For studies of cellular uptake of DBP purified DBP was conjugated with Alexa Fluor 488 (AF488) using a commercial kit (A10235, Molecular Probes). 120 nM DBP-AF488 was added to cell cultures of 1×10⁶ cells/ml X-VIVO 15 for 12 h at 37°C. The cells were subsequently washed and analyzed by flow cytometry. Samples incubated with 120 nM non-conjugated DBP were included as controls. In some studies the cells were activated for 3 days, washed and resuspended in X-VIVO 15 including 120 nM DBP-AF488 and either 1 μM RAP (Merch Millipore), 20 μg/ml anti-megalin blocking Ab (anti-Megalin Ab, C-19 and H-245 from Santa Cruz Biotechnology), 4 μM EGTA for calcium deprivation, 12,000 nM non-conjugated DBP to outcompete possible specific uptake of DBP-AF488 by receptor-mediated endocytosis or 50 μM 5-(N-ethyl-N-isopropyl)-amiloride (EIPA) (Sigma Aldrich) an inhibitor of macropinocytosis [43]. For experiments including EIPA, DMSO was added to all samples. The cells were subsequently analysed by flow cytometry. For microscopy, cells were incubated with DBP-AF488 for 12 h at 37°C and then stained with anti-CD3 (UCHT1, BD) followed by an AlexaFluor568 coupled anti-mouse Ig and DAPI (nuclear staining). The cells were fixed in 1% paraformaldehyde and analysed by confocal microscopy (Nikon TE 2000-E). For TCR down-regulation experiments the activated cells were rested for 24 h after removal of the CD3/CD28 beads. Hereafter, the cells were adjusted to 1×10⁶ cells/ml, pre-treated with either DMSO or 50 μM EIPA dissolved in DMSO for 30 min and then treated with 30 nM phorbol 12,13-dibutyrate (PDBu) (Sigma-Aldrich) for 60 min as previously described [63],[64]. The TCR surface expression levels were subsequently determined by flow cytometry.

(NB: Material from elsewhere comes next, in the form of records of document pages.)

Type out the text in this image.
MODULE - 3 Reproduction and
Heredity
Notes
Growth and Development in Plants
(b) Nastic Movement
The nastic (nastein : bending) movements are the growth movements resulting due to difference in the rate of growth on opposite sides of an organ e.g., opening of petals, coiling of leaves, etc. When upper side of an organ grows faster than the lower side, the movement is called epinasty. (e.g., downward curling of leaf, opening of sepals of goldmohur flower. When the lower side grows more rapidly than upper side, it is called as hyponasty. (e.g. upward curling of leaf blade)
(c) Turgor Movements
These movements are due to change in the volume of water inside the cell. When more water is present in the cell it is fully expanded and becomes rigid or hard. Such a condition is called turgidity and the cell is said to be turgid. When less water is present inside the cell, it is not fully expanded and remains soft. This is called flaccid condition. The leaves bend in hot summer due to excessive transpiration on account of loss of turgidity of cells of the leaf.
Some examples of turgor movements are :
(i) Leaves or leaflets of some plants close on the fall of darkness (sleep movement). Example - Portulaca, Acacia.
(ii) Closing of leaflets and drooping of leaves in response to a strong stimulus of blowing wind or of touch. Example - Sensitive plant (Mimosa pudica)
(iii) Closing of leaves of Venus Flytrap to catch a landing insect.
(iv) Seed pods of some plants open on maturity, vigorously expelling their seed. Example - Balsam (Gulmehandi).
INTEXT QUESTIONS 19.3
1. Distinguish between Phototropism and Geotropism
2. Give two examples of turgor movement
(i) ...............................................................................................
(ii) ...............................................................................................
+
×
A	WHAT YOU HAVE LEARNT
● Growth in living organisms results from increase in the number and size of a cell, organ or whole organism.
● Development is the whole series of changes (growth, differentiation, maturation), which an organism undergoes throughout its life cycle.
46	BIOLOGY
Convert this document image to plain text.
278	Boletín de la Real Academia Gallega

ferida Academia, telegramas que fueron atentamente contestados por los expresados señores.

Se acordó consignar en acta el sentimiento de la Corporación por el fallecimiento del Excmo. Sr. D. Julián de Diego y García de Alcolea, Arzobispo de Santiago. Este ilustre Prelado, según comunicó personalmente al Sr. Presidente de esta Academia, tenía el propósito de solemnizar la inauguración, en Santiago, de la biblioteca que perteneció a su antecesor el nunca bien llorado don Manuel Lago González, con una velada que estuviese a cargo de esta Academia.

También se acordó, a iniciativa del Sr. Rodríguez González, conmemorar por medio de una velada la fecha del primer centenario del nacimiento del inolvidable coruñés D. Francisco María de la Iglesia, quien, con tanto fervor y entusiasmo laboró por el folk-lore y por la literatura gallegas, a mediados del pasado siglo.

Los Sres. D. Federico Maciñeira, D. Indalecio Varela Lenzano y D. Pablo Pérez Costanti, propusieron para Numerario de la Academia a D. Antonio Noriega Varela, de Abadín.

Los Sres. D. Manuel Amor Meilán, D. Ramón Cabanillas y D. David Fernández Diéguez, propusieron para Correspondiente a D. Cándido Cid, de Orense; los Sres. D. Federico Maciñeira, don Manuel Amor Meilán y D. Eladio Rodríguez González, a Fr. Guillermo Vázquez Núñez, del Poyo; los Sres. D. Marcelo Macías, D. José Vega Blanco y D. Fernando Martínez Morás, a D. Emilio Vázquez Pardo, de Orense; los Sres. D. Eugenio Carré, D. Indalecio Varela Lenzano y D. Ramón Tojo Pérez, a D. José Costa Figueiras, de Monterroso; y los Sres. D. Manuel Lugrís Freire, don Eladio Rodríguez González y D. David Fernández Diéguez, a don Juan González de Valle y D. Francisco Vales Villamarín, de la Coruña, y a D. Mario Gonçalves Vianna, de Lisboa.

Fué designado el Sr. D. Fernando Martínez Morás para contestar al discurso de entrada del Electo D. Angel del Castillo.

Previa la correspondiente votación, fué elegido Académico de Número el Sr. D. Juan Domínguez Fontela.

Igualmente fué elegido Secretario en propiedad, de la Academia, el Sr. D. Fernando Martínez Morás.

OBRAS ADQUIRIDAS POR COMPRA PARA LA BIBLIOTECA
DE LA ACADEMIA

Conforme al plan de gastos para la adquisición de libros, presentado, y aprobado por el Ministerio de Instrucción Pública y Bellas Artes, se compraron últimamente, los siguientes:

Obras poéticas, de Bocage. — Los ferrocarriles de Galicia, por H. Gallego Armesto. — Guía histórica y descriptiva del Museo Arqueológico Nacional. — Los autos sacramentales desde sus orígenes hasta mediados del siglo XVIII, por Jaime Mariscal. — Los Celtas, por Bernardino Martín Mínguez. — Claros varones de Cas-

For carbonylation of DBP, 1 mg purified DBP was oxidized in 100 μl oxidation buffer (50 mM Hepes, 100 mM KCl, 10 mM MgCl₂, pH 7.4). An additional 100 μl oxidation buffer including 50 mM ascorbic acid and 200 μM FeCl₃ was added and the tube incubated for 15 h at 37°C with shaking. 1 mM EDTA in oxidation buffer was added to stop the reaction. The solution was transferred to a VivaSpin500 column (VS0122, Sautorius Stedim Biotech) and the buffer changed to PBS (column was spun down once with PBS/1 M EDTA and twice with PBS). To test the efficiency of the carbonylation reaction, Western blot analyses were performed comparing non-oxidized and oxidized DBP (CarboDBP) after derivatization with 2,4-dinitrophenyl hydrazine using the commercial Oxyblot Protein Oxidation Detection kit (S7150, Millipore) according to the manufacturer’s instruction. To determine whether carbonylated DBP is found in human serum, we isolated DBP from freshly isolated human serum by classical immunoprecipitation [65],[66] using anti-DBP antibodies and protein A coated beads. The precipitated DBP was either derivatized with 2,4-dinitrophenyl hydrazine or left untreated before Western blot analyses with anti-DNP antibodies to detect carbonylated DBP. The membranes were subsequently stripped and re-blotted with anti-DBP antibodies to detect total DBP.